The Defendant: I’d like to have it understood by the gentlemen of the Court that the offer of leniency is very kind and I appreciate it very much. It is with me not a question of personal imprisonment or personal disadvantage. I am today and always have been more concerned with changing the law regardless of what I have to undergo to have it done.
The Court: Then I take it that you are indifferent about this matter entirely.
The Defendant: No, I am not indifferent. I am indifferent as to the personal consequences to myself, but I am not indifferent to the cause and the influence which can be attained for the cause.
The Court: Since you are of that mind, am I to infer that you intend to go on in this matter, violating the law, irrespective of the consequences?
The Defendant: I haven’t said that. I said I am perfectly willing not to violate Section 1142—pending the appeal.
Justice Herrmann: The appeal has nothing to do with it. Either you do or you don’t.
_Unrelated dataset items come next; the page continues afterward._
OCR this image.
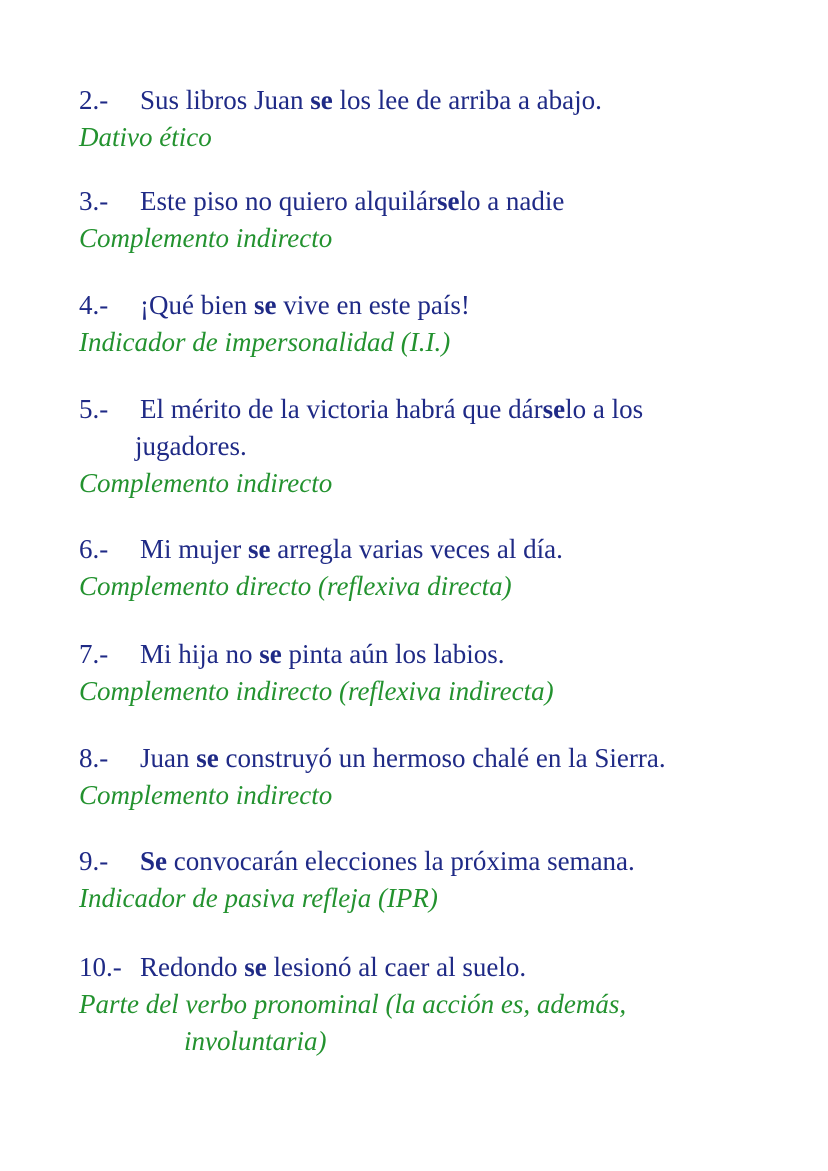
2.-	Sus libros Juan se los lee de arriba a abajo.
Dativo ético
3.-	Este piso no quiero alquilárselo a nadie
Complemento indirecto
4.-	¡Qué bien se vive en este país!
Indicador de impersonalidad (I.I.)
5.-	El mérito de la victoria habrá que dárselo a los
jugadores.
Complemento indirecto
6.-	Mi mujer se arregla varias veces al día.
Complemento directo (reflexiva directa)
7.-	Mi hija no se pinta aún los labios.
Complemento indirecto (reflexiva indirecta)
8.-	Juan se construyó un hermoso chalé en la Sierra.
Complemento indirecto
9.-	Se convocarán elecciones la próxima semana.
Indicador de pasiva refleja (IPR)
10.- Redondo se lesionó al caer al suelo.
Parte del verbo pronominal (la acción es, además,
involuntaria)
The Court: (to Mr. Goldstein) What is the use of beating around the bush? You have communicated to me in my chambers the physical condition of your client, and you told me that this woman would respect the law. This law was not made by us. We are simply here to judge the case. We harbor no feeling against Mrs. Sanger. We have nothing to do with her beliefs, except in so far as she carries those beliefs into practice and violates the law. But in view of your statement that you intend to prosecute this appeal and make a test case out of this and in view of the fact that we are to regard her as a first offender, surely we want to temper justice with mercy and that’s all we are trying to do. And we ask her, openly and above board, “Will you publicly declare that you will respect the law and not violate it?” and then we get an answer with a qualification. Now, what can the prisoner at the bar for sentence expect? I don’t know that a prisoner under such circumstances is entitled to very much consideration after all.
The Court: (to the Defendant) We don’t want you to do impossible things, Mrs. Sanger, only the reasonable thing and that is to comply with this law as long as it remains the law. It is the law for you, it is the law for me, it is the law for all of us until it is changed; and you know what means and avenues are open to you to have it changed, and they are lawful ways. You may prosecute these methods, and no one can find fault with you. If you succeed in changing the law, well and good. If you fail, then you have to bow in submission to the majority rule.
The Defendant: It is just the chance, the opportunity to test it.